Стали читать. Скука с искусством и здесь шли рука об руку, давно, впрочем, обвенчавшись: Карл, цепенея от холода и обиды, тешил себя соборной росписью и скульптурой. Лепниной и писаниной, как выражался один всамделишний спартанец. Вынужденно пируя вместе с другими слушателями в Кане Галилейской, он так же вынужденно переступал с ноги на ногу, разминая запревшие в башмаках пальцы. Кстати, всю первую половину службы Карл простоял на носках, чтобы казаться выше. Даже на таком расстоянии Карлу было видно, что Като длинна и костлява. Карл постановил, что необходимо скрыть разницу в росте. Он, как и всякий в его возрасте, обожал бесплатные ланчи, случайные копеечные находки и всякую легкую добычу. Скрыть разницу в росте было, по мнению Карла, легко. Легко, ибо все знают о ней, и о том, что её наверняка будут скрывать, а значит не станут особенно присматриваться в уверенности, что не высмотрят ничего нового.
4
Один из мальчиков, взалкавших яблок и потрясающих палками где-то на задворках фрески с научающим Моисеем, немного походил на Луи. Отметив сходство, Карл оставил купол в покое. Многокрасочное и позолоченное удовольствие не стоило тех неудобств, которые причиняли утомившиеся от смотрения искоса вверх шея и глаза – в них, как в калейдоскопе, расплывались пестрые кляксы Роршаха.
Только что ему пришлось поцеловать Като сквозь кисею. Като пахла отцовским гардеробом. Он учился целовать вчера после ужина, под руководством Луи – целовал взасос зеркало, чтобы не осрамиться. Прикладываясь к собственному отражению, Карл не без отвращения отмечал, что уподобляется попугайчику, в чью проволочная одиночку поставили карманное зеркальце. Благодаря ему попугай до самой кончины считает, что обеспечен другом, собеседником, соперником, богом и даже подругой. Считает или ведет себя так, как будто считает – не столь уж важно. Сейчас всё кончится.
«Амин!» – сообщил епископ и нетерпеливая свита хлынула к выходу из собора, позабыв о новобрачных – глотнуть бы свежего воздуха. Карл, как настаивал отец, взял под руку Като и молча повел её прочь.
Двадцать восемь лет спустя Карл признался своей последней жене Маргарите, что за всё время брака с Като сказал ей только два слова. «Извините», – когда наступил на подол её платья, робко отозвавшегося парчовым треском.

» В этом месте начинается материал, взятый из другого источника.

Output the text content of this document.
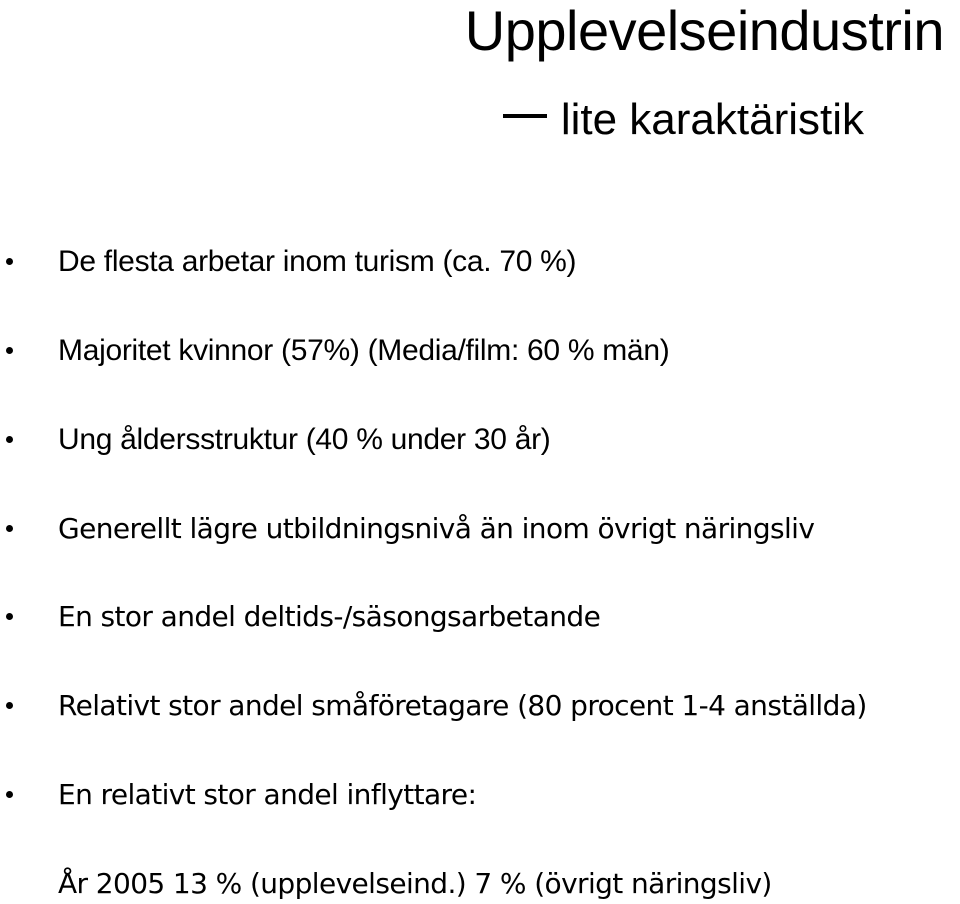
Upplevelseindustrin
lite karaktäristik
De flesta arbetar inom turism (ca. 70 %)
Majoritet kvinnor (57%) (Media/film: 60 % män)
Ung åldersstruktur (40 % under 30 år)
Generellt lägre utbildningsnivå än inom övrigt näringsliv
En stor andel deltids-/säsongsarbetande
Relativt stor andel småföretagare (80 procent 1-4 anställda)
En relativt stor andel inflyttare:
År 2005 13 % (upplevelseind.) 7 % (övrigt näringsliv)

И ещё «Нет», когда она спросила «Почему ты так волнуешься?»
«Мужем и женой», – звучало и звучало, «ужем и еной», – кривлялось и кривлялось, – «уе-и-еой» – перекликалось эхо. Карл невольно заслушался. Получилось, что граф Шароле и Екатерина Французская вышли из собора едва ли не последними.
5
Снаружи их заждались. Кому-то не терпелось влиться в свадебную кавалькаду, кто-то злорадно отмечал, что никакой кавалькады не будет, потому что ехать никуда не придется, а все пешими пойдут в замок, который в двух шагах. Многие сосредоточились на том, что эти два шага лежат через тернии, чернь и лужи. И, главное, через Большую Лужу – водоем почти атлантического размаха, претендующий на то, чтобы быть демисезонной достопримечательностью бургундской столицы наравне с Нотр-Дам де Дижон и холмом Святого Бенигния.
Батюшка Филипп и его приближенный шпион Бернар сдержанно спорили относительно её глубины. К Като подскочила мамаша и щебечущие подружки. Одна из них тут же бросилась строить Карлу глазки (так ему казалось).
Пришлось бросить Като и спасаться бегством, тем более, что очень хотелось узнать, какого мнения Луи обо всем на свете. Луи был польщен. Карл расправил плечи и пожаловался, что мечтает о том, когда он наконец присядет – на скамью, на ковер или на пол. Нет сил стоять. «Главное, чтобы ночью стоял!» – скаламбурил в утешение Луи. Этот тухленький каламбур показался Карлу смешным, хотя в принципе можно было оскорбиться.
Отсмеявшись, Карл вдохнул полной грудью. Но не воздух, нет – влажный туман хлынул в лёгкие. Пока таинство соединения душ совершалось на небесах, здесь, поближе к земле, собрались дождевые тучи – опальные вассалы горнего двора. Они облепили колокольню и прильнули к стрельчатым витражным окнам, как ратники к бойницам, как соглядатаи к замочным скважинам.